Riuscire ad avere notizie è diventato impossibile, forse anche a seguito della dura posizione dell’avvocato Corrado Giuliano che certo non ha lesinato critiche ai ritardi registrati nelle procedure; critiche che sono sembrate troppo aspre e ingenerose per chi starebbe cercando di superare nel migliore dei modi tutte le oggettive difficoltà di una revisione dello strumento urbanistico che deve tener conto dei vincoli imposti dal Piano Paesaggistico e dal Parco Archeologico.
Non sappiamo, perché al momento non ci è stata concessa l’intervista proposta, se è stato accolto l’invito dell’Ance all’Amministrazione di chiedere alla Regione una riperimetrazione e nuovi criteri per un Piano Paesaggistico che, con consueto refrain, viene ritenuto un ostacolo a progetti di rigenerazione urbana (che non si comprende perché non vengano presentati alla città laddove la possibilità di vedere, per esempio, la riqualificazione di viale Ermocrate sarebbe nell’auspicio di ogni cittadino).
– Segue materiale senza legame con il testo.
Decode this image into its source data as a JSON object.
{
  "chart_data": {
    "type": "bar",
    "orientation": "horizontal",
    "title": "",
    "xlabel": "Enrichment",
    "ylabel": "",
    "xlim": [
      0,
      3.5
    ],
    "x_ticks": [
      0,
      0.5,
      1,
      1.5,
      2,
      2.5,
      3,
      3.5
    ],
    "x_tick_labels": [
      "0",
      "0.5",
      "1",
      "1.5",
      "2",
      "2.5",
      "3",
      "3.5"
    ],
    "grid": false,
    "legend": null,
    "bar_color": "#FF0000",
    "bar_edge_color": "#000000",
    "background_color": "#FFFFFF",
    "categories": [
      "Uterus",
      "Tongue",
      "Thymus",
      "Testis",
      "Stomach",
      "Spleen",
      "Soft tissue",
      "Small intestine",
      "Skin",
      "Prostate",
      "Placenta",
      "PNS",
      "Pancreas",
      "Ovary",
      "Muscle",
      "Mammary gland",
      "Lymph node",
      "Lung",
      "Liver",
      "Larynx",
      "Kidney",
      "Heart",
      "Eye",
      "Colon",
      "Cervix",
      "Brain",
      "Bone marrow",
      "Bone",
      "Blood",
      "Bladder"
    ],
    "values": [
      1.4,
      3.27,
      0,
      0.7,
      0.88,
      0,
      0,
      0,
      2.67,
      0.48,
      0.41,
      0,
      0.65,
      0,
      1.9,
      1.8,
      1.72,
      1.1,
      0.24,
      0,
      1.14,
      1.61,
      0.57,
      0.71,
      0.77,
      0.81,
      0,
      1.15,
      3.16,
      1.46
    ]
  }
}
Una richiesta, quella dell’Ance, almeno in teoria irricevibile perché fuori da qualsiasi orizzonte normativo ma sulla quale sarebbe stata auspicabile una posizione ferma della Giunta Italia.
Non sappiamo, al di là delle affermazioni di principio tipiche dei programmi elettorali, se la strategia “Cemento Zero”, vanto ormai di non pochi comuni italiani, sia davvero tra gli obiettivi che si intendono perseguire. E, sull’altro fronte, quali progetti di largo respiro si stanno approntando per appunto dare un nuovo aspetto alla città a partire dai quartieri più degradati; quali politiche abitative si intende mettere in atto senza che vi sia ulteriore consumo di suolo… e anche di mare; quali iniziative si potrebbero assumere, anche favorendo l’imprenditoria privata, per rendere il patrimonio edilizio più sicuro da un punto di vista sismico.
La realtà al contrario ci consegna nuove edificazioni a Tremmilia, villette in zone di preriserva o riserva, progetti faraonici sul mare, nuovi condomini orizzontali, discutibili costruzioni in zone vincolate.
Sappiamo che alla Regione già dovrebbe essere stato inviato il progetto di revisione ma naturalmente ne ignoriamo il contenuto. La città ne ignora il contenuto!
Evidentemente c’è qualche difficoltà da parte dei nostri amministratori nel cogliere a pieno il significato di condivisione dell’azione amministrativa, di partecipazione dei cittadini, di trasparenza dell’ente che non può certo limitarsi all’espletamento, semmai in ritardo, di alcuni obblighi di pubblicazione di atti.
Siamo convinti che si possa fare di più e meglio per un dialogo costruttivo con la cittadinanza. Certo, solo se la direzione di marcia è quella comune con i più.